# Collecting gas over water -- is the textbook explanation wrong?

I was revising my chemistry and while doing a problem on collecting a gas over water, I felt like I disagreed with a part of their explanation.

Firstly, an illustration to show how I think about pressure, I could be wrong about this but from what I researched it seems correct:

A barometer, it's pretty self explanatory. At the bottom level the atmospheric pressure and the pressure in the mercury are equalized. Everywhere at this level the pressure is the same.

In the vacuum tube this pressure causes the mercury to push against the vacuum, being able to hold a column of mercury 760mm high. At the top of the mercury in the vacuum tube the pressure is 0; if it wasn't 0, it would be able to push some more mercury higher.
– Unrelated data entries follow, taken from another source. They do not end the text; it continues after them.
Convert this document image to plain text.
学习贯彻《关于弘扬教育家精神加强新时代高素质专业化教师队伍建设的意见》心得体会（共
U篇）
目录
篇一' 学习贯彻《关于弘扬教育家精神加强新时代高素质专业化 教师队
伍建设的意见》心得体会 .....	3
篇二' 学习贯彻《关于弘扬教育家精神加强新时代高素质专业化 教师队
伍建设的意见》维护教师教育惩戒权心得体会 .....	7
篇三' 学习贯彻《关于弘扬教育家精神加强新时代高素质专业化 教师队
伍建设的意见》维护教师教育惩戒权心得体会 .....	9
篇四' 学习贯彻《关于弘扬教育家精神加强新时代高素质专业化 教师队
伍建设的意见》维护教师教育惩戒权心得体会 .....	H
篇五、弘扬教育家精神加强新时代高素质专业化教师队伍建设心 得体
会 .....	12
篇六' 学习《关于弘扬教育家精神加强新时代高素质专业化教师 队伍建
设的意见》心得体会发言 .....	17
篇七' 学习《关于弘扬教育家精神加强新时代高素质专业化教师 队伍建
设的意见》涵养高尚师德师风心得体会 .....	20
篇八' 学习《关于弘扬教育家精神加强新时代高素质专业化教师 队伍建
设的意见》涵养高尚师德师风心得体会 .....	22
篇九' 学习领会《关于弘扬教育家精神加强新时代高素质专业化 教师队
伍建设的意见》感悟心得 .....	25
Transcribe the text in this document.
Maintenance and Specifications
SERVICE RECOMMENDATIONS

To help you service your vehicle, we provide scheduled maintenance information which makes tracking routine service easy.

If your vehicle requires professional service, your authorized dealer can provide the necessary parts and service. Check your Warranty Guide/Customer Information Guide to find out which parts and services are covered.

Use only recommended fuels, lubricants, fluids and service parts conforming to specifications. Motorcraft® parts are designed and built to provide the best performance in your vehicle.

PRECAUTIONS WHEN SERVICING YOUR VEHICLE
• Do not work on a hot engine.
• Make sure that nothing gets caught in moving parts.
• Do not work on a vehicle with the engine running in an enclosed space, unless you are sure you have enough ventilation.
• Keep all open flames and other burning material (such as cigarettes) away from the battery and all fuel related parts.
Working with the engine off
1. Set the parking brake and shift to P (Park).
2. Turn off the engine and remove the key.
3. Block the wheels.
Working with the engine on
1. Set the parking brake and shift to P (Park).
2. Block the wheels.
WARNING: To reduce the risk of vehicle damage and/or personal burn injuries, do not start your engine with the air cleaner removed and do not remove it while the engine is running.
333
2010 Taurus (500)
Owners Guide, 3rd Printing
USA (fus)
Now the collecting gas over water part, I will first explain how they do it in the textbook:

They explain that the gas collected in the inverted bottle, is equalized with atmospheric pressure. Then they also say that this gas collected over the water, contains some water vapor. So the pressure of the gas is actually equal to: "atmospheric pressure" - "pressure due to water vapor".

I posit that the pressure of the gas mixture in the bottle is not exactly equal to atmospheric pressure:

If my diagram is correct, the pressure at the bottom of the bottle is equal to atmospheric pressure but the pressure at the water surface in the bottle is equal to "atmospheric pressure" - "pressure due to the column of water".

I calculated how much this "pressure due to the column of water" would be for a bottle 300mm high, and it would come down to around 2900 Pa. Which is quite small, about 3% of atmospheric pressure. So maybe they don't mention this small distinction because the error is quite small anyway? The lower the column of water gets the lower the error becomes.

I would appreciate someone telling me if I'm thinking about it correctly or if I'm totally wandering into the fog. Thanks.